After all, she said, “it’s hectic at home the same way it might be hectic at school. So why not learn ways to decompress together at home as well?”
This is the second year that LINC has introduced yoga into its programming, now teaming up with seven instructors to provide classes at all 45 of LINC’s Caring Communities afterschool sites, said LINC Caring Communities Supervisor Jason Ervin.
“Kids need to find a way to relieve stress and manage stress,” he said, “and find something that’s beneficial to the mind as well as the body.”
At Garcia Elementary, Sha, a yoga and fitness trainer, is teaching “social-emotional yoga,” focusing on “breath work and nervous system regulation,” she said.
The families learned new yoga poses, vinyasas, Sanskrit terms — all leading to the mystical sound bath that the families took in, lying on their backs on the colored mats spread across the gym floor.

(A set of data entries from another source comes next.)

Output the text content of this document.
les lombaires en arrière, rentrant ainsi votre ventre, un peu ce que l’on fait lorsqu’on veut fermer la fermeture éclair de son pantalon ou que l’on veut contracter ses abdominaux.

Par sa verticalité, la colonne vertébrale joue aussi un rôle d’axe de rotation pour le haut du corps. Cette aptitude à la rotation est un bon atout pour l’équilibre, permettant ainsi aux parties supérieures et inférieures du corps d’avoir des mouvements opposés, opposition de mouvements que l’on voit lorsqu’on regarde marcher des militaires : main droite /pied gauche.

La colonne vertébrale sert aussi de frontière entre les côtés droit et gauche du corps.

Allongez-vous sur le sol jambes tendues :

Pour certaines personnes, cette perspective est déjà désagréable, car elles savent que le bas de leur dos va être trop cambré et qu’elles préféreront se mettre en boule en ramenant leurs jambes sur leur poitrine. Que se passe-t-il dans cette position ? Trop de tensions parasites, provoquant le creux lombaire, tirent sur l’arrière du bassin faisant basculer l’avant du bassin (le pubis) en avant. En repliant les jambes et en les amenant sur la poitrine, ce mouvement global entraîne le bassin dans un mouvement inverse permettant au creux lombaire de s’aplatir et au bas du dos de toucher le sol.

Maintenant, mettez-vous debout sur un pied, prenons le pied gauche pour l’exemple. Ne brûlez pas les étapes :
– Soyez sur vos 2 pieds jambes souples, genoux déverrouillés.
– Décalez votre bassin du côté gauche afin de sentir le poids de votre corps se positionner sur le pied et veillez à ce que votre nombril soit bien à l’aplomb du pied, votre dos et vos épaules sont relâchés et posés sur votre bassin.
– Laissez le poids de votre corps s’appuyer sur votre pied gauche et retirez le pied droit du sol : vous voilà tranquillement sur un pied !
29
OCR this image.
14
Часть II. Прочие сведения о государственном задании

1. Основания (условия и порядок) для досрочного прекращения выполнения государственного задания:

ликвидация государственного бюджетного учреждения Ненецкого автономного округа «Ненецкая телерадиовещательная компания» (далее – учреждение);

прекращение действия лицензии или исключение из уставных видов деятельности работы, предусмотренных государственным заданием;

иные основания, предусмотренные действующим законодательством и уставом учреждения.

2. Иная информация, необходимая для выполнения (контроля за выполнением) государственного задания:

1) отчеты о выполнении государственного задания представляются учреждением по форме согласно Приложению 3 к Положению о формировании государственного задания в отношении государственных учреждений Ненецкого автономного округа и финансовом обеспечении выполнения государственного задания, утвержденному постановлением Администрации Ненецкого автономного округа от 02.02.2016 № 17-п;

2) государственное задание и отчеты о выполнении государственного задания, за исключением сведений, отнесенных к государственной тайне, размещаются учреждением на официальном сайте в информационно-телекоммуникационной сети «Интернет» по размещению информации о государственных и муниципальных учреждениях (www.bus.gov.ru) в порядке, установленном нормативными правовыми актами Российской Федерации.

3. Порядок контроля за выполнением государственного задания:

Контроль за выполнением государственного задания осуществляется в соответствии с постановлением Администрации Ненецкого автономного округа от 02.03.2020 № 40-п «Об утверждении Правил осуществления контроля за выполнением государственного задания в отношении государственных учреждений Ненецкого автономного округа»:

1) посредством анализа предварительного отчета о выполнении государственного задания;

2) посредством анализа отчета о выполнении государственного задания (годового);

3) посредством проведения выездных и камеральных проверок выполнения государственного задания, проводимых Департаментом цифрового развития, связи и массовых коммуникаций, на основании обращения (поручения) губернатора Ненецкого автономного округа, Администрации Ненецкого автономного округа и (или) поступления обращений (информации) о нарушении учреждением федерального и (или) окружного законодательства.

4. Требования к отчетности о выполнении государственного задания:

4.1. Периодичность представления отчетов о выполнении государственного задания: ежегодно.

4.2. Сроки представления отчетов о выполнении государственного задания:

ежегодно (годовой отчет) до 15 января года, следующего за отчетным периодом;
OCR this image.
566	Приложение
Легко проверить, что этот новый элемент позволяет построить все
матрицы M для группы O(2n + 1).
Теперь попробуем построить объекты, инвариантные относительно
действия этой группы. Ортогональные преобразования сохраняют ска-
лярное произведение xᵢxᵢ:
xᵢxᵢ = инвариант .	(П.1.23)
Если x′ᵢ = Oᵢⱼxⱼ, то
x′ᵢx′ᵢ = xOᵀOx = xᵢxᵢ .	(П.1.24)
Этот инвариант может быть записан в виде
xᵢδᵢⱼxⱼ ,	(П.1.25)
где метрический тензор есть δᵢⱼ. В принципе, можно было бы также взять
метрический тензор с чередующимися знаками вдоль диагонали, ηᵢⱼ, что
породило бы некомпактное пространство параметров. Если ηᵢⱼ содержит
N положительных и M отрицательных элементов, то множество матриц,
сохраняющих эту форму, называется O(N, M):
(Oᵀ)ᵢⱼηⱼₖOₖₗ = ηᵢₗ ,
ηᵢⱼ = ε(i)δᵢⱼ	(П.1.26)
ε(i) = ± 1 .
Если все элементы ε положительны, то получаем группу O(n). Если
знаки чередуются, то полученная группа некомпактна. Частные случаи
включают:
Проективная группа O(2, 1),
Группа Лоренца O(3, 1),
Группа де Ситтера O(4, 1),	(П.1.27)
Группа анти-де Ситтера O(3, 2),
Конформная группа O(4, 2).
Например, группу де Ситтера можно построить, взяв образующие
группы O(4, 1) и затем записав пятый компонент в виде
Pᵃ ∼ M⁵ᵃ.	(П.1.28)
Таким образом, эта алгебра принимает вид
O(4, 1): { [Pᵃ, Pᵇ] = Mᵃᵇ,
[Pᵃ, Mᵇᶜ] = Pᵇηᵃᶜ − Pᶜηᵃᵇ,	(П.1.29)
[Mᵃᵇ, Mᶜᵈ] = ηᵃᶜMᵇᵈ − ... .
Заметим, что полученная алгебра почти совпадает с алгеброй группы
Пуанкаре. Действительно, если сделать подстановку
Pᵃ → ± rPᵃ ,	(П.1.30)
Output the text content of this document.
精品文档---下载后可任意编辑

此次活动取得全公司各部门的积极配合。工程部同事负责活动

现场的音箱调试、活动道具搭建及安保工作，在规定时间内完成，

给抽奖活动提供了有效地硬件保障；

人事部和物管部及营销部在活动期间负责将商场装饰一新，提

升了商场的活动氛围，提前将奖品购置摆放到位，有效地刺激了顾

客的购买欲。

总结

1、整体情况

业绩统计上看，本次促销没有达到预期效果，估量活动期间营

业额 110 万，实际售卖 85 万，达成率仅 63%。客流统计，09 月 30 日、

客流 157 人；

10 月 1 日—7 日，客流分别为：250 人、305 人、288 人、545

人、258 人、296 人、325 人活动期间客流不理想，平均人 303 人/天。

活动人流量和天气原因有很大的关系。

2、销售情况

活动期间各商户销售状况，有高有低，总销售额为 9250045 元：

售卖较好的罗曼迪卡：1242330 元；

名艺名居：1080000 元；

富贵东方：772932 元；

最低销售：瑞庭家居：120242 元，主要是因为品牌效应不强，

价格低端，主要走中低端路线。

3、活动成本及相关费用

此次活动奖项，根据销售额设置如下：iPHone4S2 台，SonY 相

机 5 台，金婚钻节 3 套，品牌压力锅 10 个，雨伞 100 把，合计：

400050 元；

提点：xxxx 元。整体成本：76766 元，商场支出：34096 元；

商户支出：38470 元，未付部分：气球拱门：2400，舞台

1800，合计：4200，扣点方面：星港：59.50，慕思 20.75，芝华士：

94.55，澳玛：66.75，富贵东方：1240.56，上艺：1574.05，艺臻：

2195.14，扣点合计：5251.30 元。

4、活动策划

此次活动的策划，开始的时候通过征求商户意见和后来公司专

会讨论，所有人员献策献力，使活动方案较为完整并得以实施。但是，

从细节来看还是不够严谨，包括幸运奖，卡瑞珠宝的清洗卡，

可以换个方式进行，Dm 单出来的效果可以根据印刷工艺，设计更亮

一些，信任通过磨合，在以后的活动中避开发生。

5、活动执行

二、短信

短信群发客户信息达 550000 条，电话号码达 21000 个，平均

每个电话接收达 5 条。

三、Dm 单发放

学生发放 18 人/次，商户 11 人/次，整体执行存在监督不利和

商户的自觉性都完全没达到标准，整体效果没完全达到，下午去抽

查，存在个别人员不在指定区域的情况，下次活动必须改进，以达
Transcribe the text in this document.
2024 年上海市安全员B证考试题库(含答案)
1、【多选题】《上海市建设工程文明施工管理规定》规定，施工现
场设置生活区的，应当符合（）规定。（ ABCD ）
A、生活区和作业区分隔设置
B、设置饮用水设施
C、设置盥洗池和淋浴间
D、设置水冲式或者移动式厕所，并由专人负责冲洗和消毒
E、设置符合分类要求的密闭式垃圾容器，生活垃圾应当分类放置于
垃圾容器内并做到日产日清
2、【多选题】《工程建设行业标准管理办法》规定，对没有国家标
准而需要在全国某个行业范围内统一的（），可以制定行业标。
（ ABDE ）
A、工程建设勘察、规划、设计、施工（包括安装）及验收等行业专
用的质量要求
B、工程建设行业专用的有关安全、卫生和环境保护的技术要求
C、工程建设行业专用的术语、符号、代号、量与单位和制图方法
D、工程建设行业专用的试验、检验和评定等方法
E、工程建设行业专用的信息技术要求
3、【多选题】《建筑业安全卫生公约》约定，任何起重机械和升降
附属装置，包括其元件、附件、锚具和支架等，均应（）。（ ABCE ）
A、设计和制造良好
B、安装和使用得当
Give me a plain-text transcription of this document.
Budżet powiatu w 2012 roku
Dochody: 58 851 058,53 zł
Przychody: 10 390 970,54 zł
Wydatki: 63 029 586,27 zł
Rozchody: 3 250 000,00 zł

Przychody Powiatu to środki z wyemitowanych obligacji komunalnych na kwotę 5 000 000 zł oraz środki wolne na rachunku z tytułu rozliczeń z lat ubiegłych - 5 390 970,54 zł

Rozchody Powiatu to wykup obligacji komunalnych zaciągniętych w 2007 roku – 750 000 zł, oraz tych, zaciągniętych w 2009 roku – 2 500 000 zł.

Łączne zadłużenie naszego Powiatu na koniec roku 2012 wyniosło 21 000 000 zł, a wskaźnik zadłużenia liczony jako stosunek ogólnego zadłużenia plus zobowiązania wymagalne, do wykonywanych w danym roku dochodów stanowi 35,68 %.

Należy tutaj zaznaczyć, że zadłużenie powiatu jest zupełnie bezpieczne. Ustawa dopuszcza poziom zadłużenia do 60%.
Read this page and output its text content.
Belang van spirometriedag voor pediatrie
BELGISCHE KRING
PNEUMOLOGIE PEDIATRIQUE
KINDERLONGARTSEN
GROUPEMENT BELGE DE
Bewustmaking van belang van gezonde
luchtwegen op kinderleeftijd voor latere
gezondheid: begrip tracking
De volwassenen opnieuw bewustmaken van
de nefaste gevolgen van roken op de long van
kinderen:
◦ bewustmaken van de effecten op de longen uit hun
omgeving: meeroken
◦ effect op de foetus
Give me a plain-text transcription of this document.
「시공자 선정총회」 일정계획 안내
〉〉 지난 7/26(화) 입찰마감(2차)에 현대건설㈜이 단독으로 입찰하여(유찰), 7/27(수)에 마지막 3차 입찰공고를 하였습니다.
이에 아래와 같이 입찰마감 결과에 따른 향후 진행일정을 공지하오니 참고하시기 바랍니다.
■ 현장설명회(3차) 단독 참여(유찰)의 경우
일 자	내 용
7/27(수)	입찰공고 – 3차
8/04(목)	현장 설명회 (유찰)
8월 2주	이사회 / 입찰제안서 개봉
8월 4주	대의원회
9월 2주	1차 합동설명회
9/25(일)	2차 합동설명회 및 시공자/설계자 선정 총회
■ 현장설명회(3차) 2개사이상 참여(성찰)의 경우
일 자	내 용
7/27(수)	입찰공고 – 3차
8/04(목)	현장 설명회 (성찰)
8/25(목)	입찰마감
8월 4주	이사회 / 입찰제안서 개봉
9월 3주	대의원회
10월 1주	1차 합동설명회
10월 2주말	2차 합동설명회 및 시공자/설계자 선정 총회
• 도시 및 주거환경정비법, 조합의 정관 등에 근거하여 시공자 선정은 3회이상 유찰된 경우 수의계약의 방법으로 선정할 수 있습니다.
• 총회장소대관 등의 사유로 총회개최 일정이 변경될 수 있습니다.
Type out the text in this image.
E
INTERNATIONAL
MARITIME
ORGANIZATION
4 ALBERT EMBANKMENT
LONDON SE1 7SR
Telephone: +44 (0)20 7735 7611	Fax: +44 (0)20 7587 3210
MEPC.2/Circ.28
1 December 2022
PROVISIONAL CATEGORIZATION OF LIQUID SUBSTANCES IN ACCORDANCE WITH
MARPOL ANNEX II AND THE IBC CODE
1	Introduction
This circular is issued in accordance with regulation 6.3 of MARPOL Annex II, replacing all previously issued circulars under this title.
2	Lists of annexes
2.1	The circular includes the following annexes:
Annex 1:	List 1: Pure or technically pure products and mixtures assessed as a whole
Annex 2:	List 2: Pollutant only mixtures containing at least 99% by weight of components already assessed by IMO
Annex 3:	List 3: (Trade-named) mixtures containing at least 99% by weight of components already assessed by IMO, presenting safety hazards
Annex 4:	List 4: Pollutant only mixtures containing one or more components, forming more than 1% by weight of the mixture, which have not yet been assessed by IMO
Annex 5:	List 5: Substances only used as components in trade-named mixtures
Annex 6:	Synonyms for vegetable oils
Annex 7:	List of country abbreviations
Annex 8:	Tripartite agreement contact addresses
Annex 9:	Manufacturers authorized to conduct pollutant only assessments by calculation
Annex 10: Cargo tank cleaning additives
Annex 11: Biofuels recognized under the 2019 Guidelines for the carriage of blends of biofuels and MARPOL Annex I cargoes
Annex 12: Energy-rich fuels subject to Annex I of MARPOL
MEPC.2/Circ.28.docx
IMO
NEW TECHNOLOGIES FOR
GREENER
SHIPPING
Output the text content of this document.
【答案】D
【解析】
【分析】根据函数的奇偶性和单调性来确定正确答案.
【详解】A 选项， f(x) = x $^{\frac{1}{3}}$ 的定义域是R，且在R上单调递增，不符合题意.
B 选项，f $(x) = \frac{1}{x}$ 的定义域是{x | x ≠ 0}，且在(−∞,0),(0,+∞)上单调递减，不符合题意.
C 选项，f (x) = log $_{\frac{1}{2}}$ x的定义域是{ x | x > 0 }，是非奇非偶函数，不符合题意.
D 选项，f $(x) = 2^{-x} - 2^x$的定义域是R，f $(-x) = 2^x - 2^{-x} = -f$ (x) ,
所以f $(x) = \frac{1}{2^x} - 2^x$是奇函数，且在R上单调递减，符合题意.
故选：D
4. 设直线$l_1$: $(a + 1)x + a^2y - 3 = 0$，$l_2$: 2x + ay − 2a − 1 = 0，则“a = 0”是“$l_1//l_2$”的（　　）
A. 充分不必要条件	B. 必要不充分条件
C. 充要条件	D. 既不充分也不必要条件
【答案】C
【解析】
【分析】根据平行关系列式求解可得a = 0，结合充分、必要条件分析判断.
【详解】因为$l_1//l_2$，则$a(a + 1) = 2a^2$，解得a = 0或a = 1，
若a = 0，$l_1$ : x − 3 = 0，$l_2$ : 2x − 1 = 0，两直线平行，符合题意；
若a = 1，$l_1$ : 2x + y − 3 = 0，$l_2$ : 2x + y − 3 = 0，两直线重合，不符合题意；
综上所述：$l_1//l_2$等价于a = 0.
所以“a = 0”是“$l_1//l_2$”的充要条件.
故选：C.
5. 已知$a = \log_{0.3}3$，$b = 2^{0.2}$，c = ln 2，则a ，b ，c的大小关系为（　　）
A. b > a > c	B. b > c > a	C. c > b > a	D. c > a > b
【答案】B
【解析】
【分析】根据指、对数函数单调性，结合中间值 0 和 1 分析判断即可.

“I do the sound bath at the end,” she said, “to accentuate the need for meditation.”
The yoga program is growing quickly at all LINC sites, drawing boys and girls, many of whom are trying yoga for the first time.
Yoga doesn’t demand any levels of skill to begin, so kids are not afraid to give it a try, Ervin said.
“It’s something different for them,” he said. And the benefits are far-reaching, for mind, body and spirit.
It’s also easy for parents to join in, which was made clear at Garcia’s family day. Some of the parents have practiced yoga many times, and others, like Mark Davenport, with his daughters Talia, 10, and Ellie, 7, were trying it for the first time.
“I’ve been wanting to do yoga for a long time,” Davenport said. “It was great. I enjoyed it.”